Personal information
- Born: 7 June 2001 (age 25)

Sport
- Sport: Field hockey
- Position: Goalkeeper

Senior career
- Years: Team / Caps / Goals
- 2019–2025: Cardiff & Met / - / -

National team
- Years: Team / Caps / Goals
- 2021–: Wales / 4 / -

Medal record
Representing Wales
European Championship II
| Gold medal – first place | 2025 Lousada | Team |

= Rhys Payne =

Welsh field hockey player

Rhys Payne (born 7 June 2001) is a Welsh field hockey player who has represented Wales. In 2025, he won a gold medal at the European Championship II.

== Biography ==
Payne was educated at Cardiff and Vale College where he was part of the Welsh U19s. He then studied Sports Coaching at Cardiff Metropolitan University from 2019 to 2023. While at university he played club hockey for Cardiff & Met Hockey Club in the Men's England Hockey League.
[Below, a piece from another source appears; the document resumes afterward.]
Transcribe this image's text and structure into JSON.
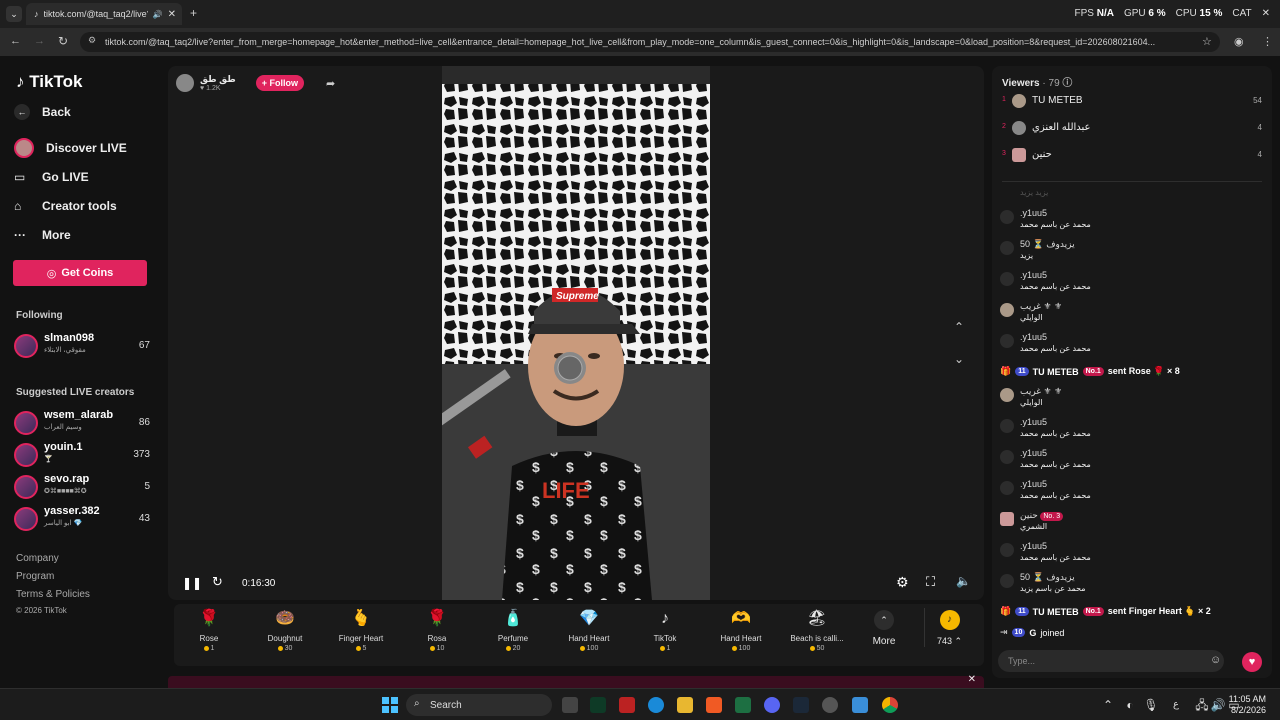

He made his Welsh debut against Malaysia on 12 October 2021 and was part of the Welsh team at the 2023 World Cup, which was the first time in their history that Wales had appeared in the world Cup. He sustained a knee injury during the World Cup which left him out of Welsh international hockey for two years.

During his injury recovery he helped coach the Cardiff & met team. On his return in 2025, he helped Wales win the gold medal at the European Championship II, defeating Ireland in the final.